En outre, le texte induit une base horaire minimale, alors que nous sommes en présence, dans la plupart des cas, de contrats commerciaux, évalués à la prestation.
Enfin, il est repris, en lieu et place de la rupture de contrat, l’expression : « conditions de licenciement ».
Je reconnais bien évidemment que cette proposition de loi constitue une alerte et permet d’ouvrir un débat essentiel ; mais elle ne considère qu’une partie des travailleurs dont nous parlons et qu’une sorte de plateformes numériques.
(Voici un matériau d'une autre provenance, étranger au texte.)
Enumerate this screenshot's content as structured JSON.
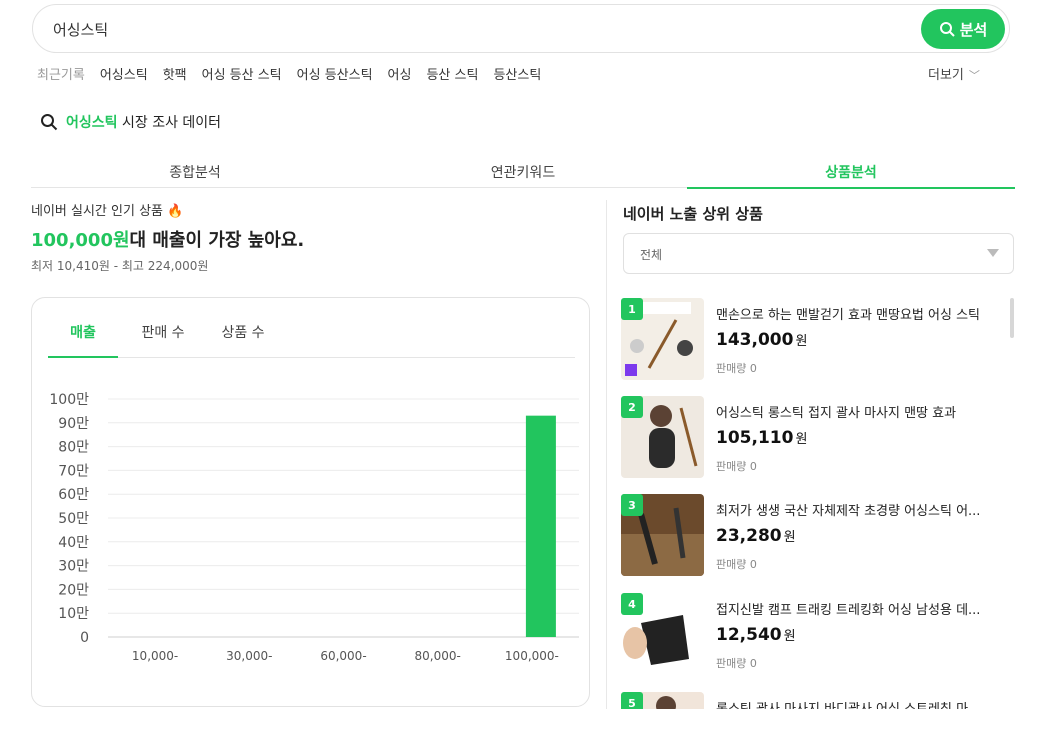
{
  "search": {
    "query": "어싱스틱",
    "button_label": "분석"
  },
  "recent": {
    "label": "최근기록",
    "items": [
      "어싱스틱",
      "핫팩",
      "어싱 등산 스틱",
      "어싱 등산스틱",
      "어싱",
      "등산 스틱",
      "등산스틱"
    ],
    "more_label": "더보기"
  },
  "heading": {
    "keyword": "어싱스틱",
    "suffix": "시장 조사 데이터"
  },
  "tabs": [
    "종합분석",
    "연관키워드",
    "상품분석"
  ],
  "summary": {
    "label": "네이버 실시간 인기 상품",
    "highlight": "100,000원",
    "headline_rest": "대 매출이 가장 높아요.",
    "range": "최저 10,410원 - 최고 224,000원"
  },
  "chart_tabs": [
    "매출",
    "판매 수",
    "상품 수"
  ],
  "chart_data": {
    "type": "bar",
    "categories": [
      "10,000-",
      "30,000-",
      "60,000-",
      "80,000-",
      "100,000-"
    ],
    "values": [
      0,
      0,
      0,
      0,
      930000
    ],
    "y_ticks": [
      "100만",
      "90만",
      "80만",
      "70만",
      "60만",
      "50만",
      "40만",
      "30만",
      "20만",
      "10만",
      "0"
    ],
    "ylim": [
      0,
      1000000
    ],
    "grid": true,
    "bar_color": "#22c55e"
  },
  "right": {
    "title": "네이버 노출 상위 상품",
    "filter_value": "전체"
  },
  "products": [
    {
      "rank": "1",
      "name": "맨손으로 하는 맨발걷기 효과 맨땅요법 어싱 스틱",
      "price": "143,000",
      "unit": "원",
      "sold": "판매량 0"
    },
    {
      "rank": "2",
      "name": "어싱스틱 롱스틱 접지 괄사 마사지 맨땅 효과",
      "price": "105,110",
      "unit": "원",
      "sold": "판매량 0"
    },
    {
      "rank": "3",
      "name": "최저가 생생 국산 자체제작 초경량 어싱스틱 어...",
      "price": "23,280",
      "unit": "원",
      "sold": "판매량 0"
    },
    {
      "rank": "4",
      "name": "접지신발 캠프 트래킹 트레킹화 어싱 남성용 데...",
      "price": "12,540",
      "unit": "원",
      "sold": "판매량 0"
    },
    {
      "rank": "5",
      "name": "롱스틱 괄사 마사지 바디괄사 어싱 스트레칭 마",
      "price": "",
      "unit": "",
      "sold": ""
    }
  ],
  "colors": {
    "accent": "#22c55e"
  }
}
Dans notre rapport, nous avons émis des propositions tendant davantage à élargir la protection sociale des travailleurs indépendants, sans requalifier la relation : transposer à ces travailleurs les dispositions du code du travail relatives à l’interdiction des discriminations à l’embauche ; créer un système de caisses de congés ; imposer aux plateformes un contrat collectif d’assurance complémentaire santé pour leurs travailleurs ; leur imposer aussi d’assurer les travailleurs contre le risque d’accident du travail et de garantir une formation obligatoire aux moins qualifiés ; enfin, explorer, dans certains secteurs, un régime d’autorisation préalable d’exercer.
Nous avons également insisté sur la nécessité d’encadrer les conditions de rupture et d’organiser un dialogue social conformément à l’ordonnance à paraître prévue à l’article 48 de la loi d’orientation des mobilités.
Je salue l’initiative de mes collègues du CRCE, en particulier de M. Pascal Savoldelli. Nous avons des éléments de convergence, mais aussi de divergence, comme ce fut le cas aussi pour la proposition de loi du groupe socialiste et républicain. De fait, nous alimentons tous la réflexion et une meilleure connaissance du sujet.
Pour toutes les raisons que je viens d’évoquer, le groupe Union Centriste ne votera pas ce texte.
Madame la ministre, vous avez annoncé, le 5 mars dernier, le lancement d’une mission sur le statut des travailleurs de plateformes numériques. Au nom de mes collègues, je souhaite vivement que l’ensemble des débats et travaux parlementaires nourrissent cette vaste réflexion, comme vous venez de nous le proposer.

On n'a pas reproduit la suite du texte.